When contacted by MaltaToday for his views on whether these contracts should be published, Ombudsman Joseph Said Pullicino refused to comment on specific commercial agreements, which are “subject to a healthy political controversy”.

Instead he limited himself to outlining a number of general principles, which should regulate “good public administration”, and to making proposals to fine tune laws regulating freedom of information. 

 

Disclosure should be the rule

Said Pullicino insists that providing information should be the rule, and withholding it the exception: turning the ‘right’ of the public to be informed, into the ‘duty’ of the executive to inform the public.

Since the executive is answerable to Parliament, MPs should therefore have the right to be fully informed by the government to be in a position to judge, approve or disapprove of the actions of the executive. “At that level the balance of the right to be informed in case of doubt should be tipped in favour of disclosure,” he says.  

But Said Pullicino recognises that the right to be informed, like all other basic rights, is not absolute.

He referred to constitutional and statutory limitations, specifically meant to protect the national interest. The executive may withhold information when it is still involved in negotiations with a third party. “At that stage, it should be guided by public interest and is entitled to take any measure it deems fit to ensure that negotiations would not be prejudiced by untimely disclosure.”

But once an agreement is finalised it should, in principle, be made available to Parliament within a reasonable time and submitted to public scrutiny.  

“The underlying constitutional principle should clearly be that the electorate, through their representatives in Parliament, have the right to know what agreements that affect their lives have been concluded by the executive, entrusted by them to administer public affairs.” 

He also calls for a definition of “national interest”, the only grounds he says can be used to justify non-disclosure. “It has to be adequately proved that substantial harm would result to the national interest if the document is published and that non-disclosure to avoid such prejudice is in the national interest.”

In the case that agreement could contain commercially sensitive information, access should only be refused when there is no overriding public interest that requires disclosure.

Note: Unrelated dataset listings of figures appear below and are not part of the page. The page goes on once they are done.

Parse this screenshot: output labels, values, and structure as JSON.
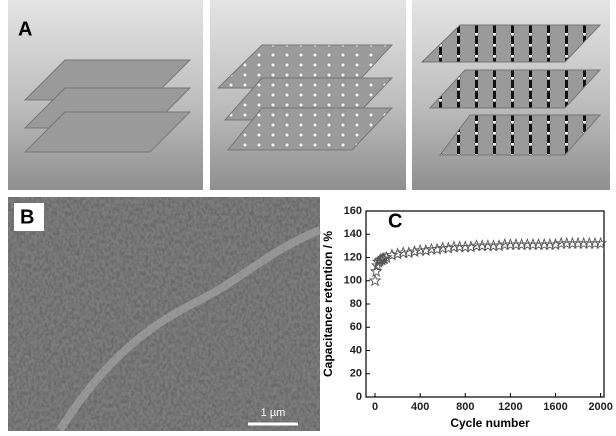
{
  "panels": {
    "a": {
      "label": "A"
    },
    "b": {
      "label": "B",
      "scale_bar": "1 µm"
    }
  },
  "chart_data": {
    "type": "scatter",
    "label": "C",
    "x_label": "Cycle number",
    "y_label": "Capacitance retention / %",
    "marker": "star",
    "color": "#555555",
    "x": [
      0,
      10,
      20,
      30,
      40,
      50,
      60,
      70,
      80,
      100,
      150,
      200,
      250,
      300,
      350,
      400,
      450,
      500,
      550,
      600,
      650,
      700,
      750,
      800,
      850,
      900,
      950,
      1000,
      1050,
      1100,
      1150,
      1200,
      1250,
      1300,
      1350,
      1400,
      1450,
      1500,
      1550,
      1600,
      1650,
      1700,
      1750,
      1800,
      1850,
      1900,
      1950,
      2000
    ],
    "values": [
      100,
      108,
      113,
      116,
      117,
      118,
      118,
      119,
      119,
      120,
      122,
      123,
      124,
      124,
      125,
      126,
      126,
      127,
      127,
      128,
      128,
      129,
      129,
      129,
      129,
      130,
      130,
      130,
      130,
      130,
      131,
      131,
      131,
      131,
      131,
      131,
      131,
      131,
      131,
      131,
      132,
      132,
      132,
      132,
      132,
      132,
      132,
      132
    ],
    "xlim": [
      -80,
      2030
    ],
    "ylim": [
      0,
      160
    ],
    "xticks": [
      0,
      400,
      800,
      1200,
      1600,
      2000
    ],
    "yticks": [
      0,
      20,
      40,
      60,
      80,
      100,
      120,
      140,
      160
    ]
  }
}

And then, only parts of the requested document covered by this exception should not be disclosed.

“The law needs to determine with more precision the parameters within which non-disclosure would be justified in the public interest,” Said Pullicino said, calling on the government to revisit the Freedom of Information Act “to bring it in line with more progressive legislation”.

 

Parliament should always be informed

He also adds that there is no reason why MPs should not be fully informed of such agreements even when they contain commercially sensitive information, as long as the information is transmitted “in a limited and restricted manner”.  

“I have suggested that one way to strike a correct balance between the interests of all parties involved would be to have a protocol that would establish how such information could be transmitted to the Opposition leader or Select Committees of the House.”

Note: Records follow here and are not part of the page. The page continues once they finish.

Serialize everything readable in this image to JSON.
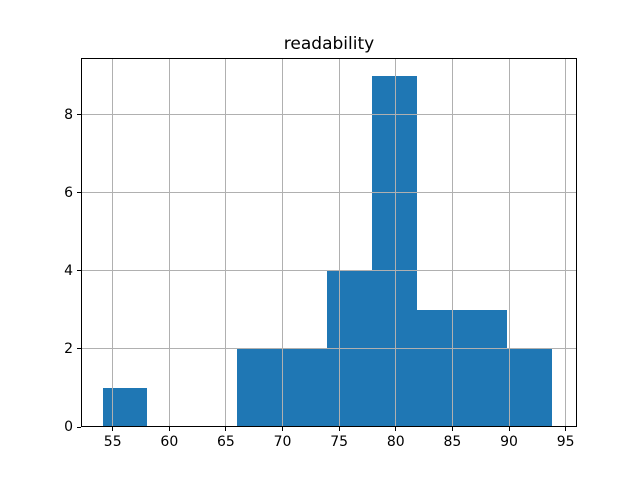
{
  "figure": {
    "background": "#ffffff"
  },
  "chart_data": {
    "type": "bar",
    "subtype": "histogram",
    "title": "readability",
    "xlabel": "",
    "ylabel": "",
    "bin_edges": [
      54.1,
      58.07,
      62.04,
      66.01,
      69.98,
      73.95,
      77.92,
      81.89,
      85.86,
      89.83,
      93.8
    ],
    "counts": [
      1,
      0,
      0,
      2,
      2,
      4,
      9,
      3,
      3,
      2
    ],
    "x_ticks": [
      55,
      60,
      65,
      70,
      75,
      80,
      85,
      90,
      95
    ],
    "y_ticks": [
      0,
      2,
      4,
      6,
      8
    ],
    "xlim": [
      52.2,
      96.0
    ],
    "ylim": [
      0,
      9.45
    ],
    "grid": true,
    "grid_over_bars": true,
    "legend": "none",
    "colors": {
      "bar_fill": "#1f77b4",
      "grid_color": "#b0b0b0",
      "spine_color": "#000000",
      "text_color": "#000000",
      "background": "#ffffff"
    }
  }
}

The information can be transmitted “under confidentiality”, excluding this information “from being in the immediate public domain”.

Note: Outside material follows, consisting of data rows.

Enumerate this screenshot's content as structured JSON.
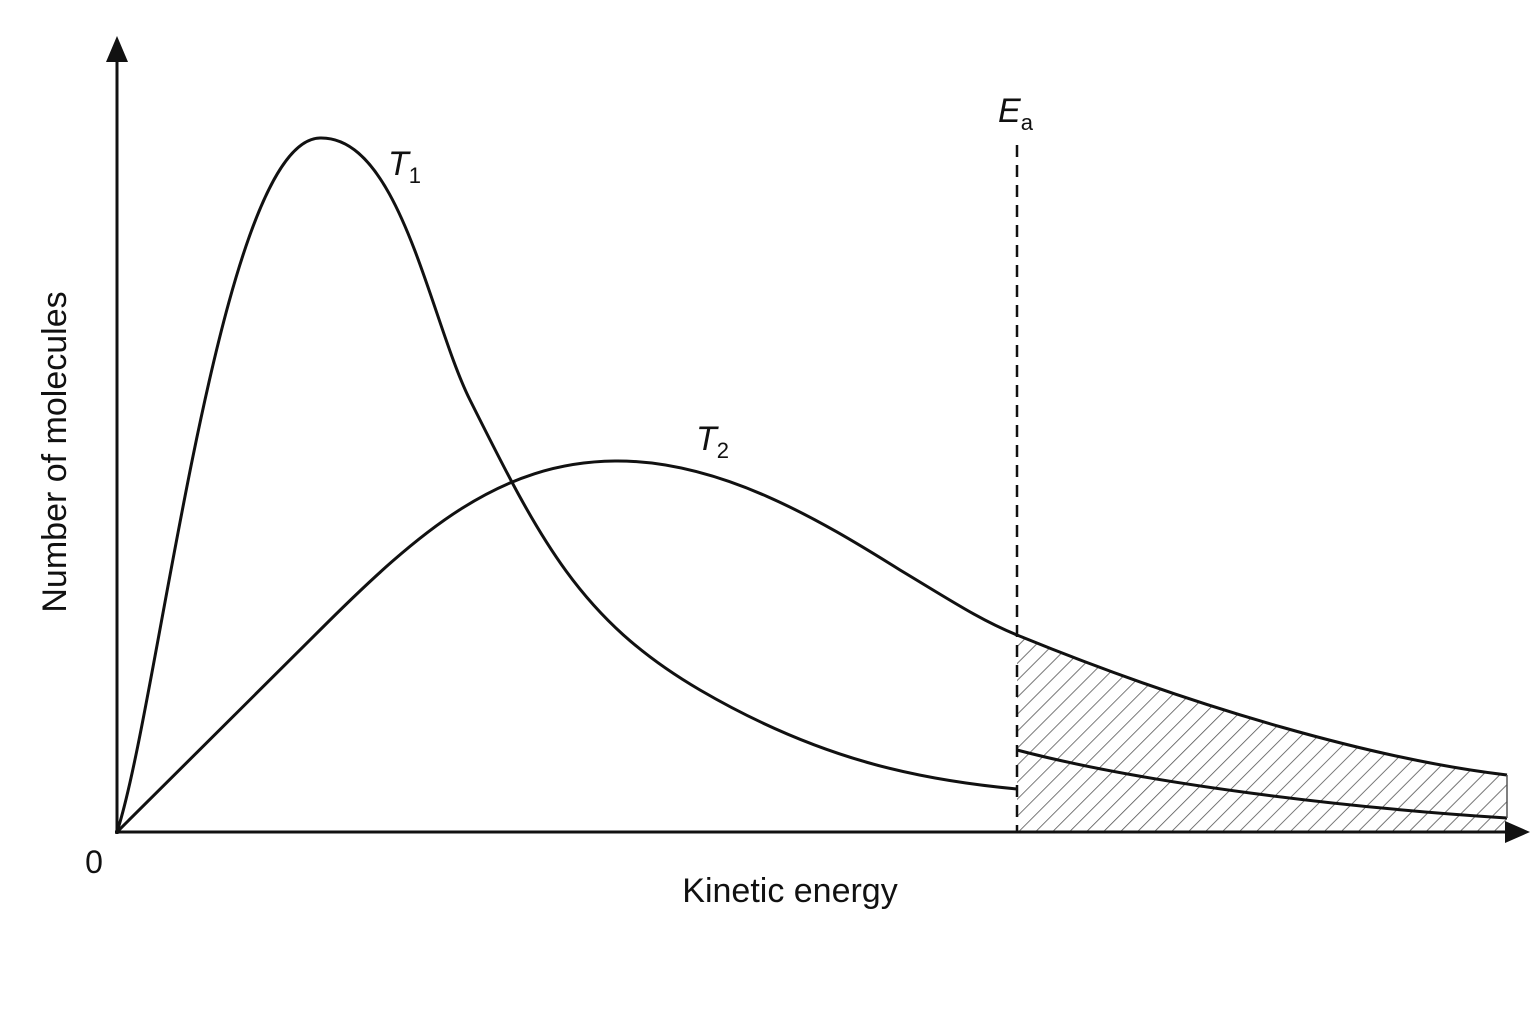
{
  "axes": {
    "y_label": "Number of molecules",
    "x_label": "Kinetic energy",
    "origin": "0"
  },
  "curves": [
    {
      "symbol": "T",
      "subscript": "1"
    },
    {
      "symbol": "T",
      "subscript": "2"
    }
  ],
  "activation_energy": {
    "symbol": "E",
    "subscript": "a"
  }
}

An example is the Malta Citizenship Act, which provided that the Leader of the Opposition was to be a member of the Monitoring Committee to monitor the workings of the Individual Investor Programme.

“It does not seem proper that Parliament or at least the Leader of the Opposition is not privy to commercial agreements… when it is not only the government that is fully aware of the contents of these agreements but also top civil servants, executives of public authorities, consultants and technocrats.”

Sharing information on commercial agreements within limits, he adds, is “one of the most effective ways to prevent and combat corruption in the management of public affairs”.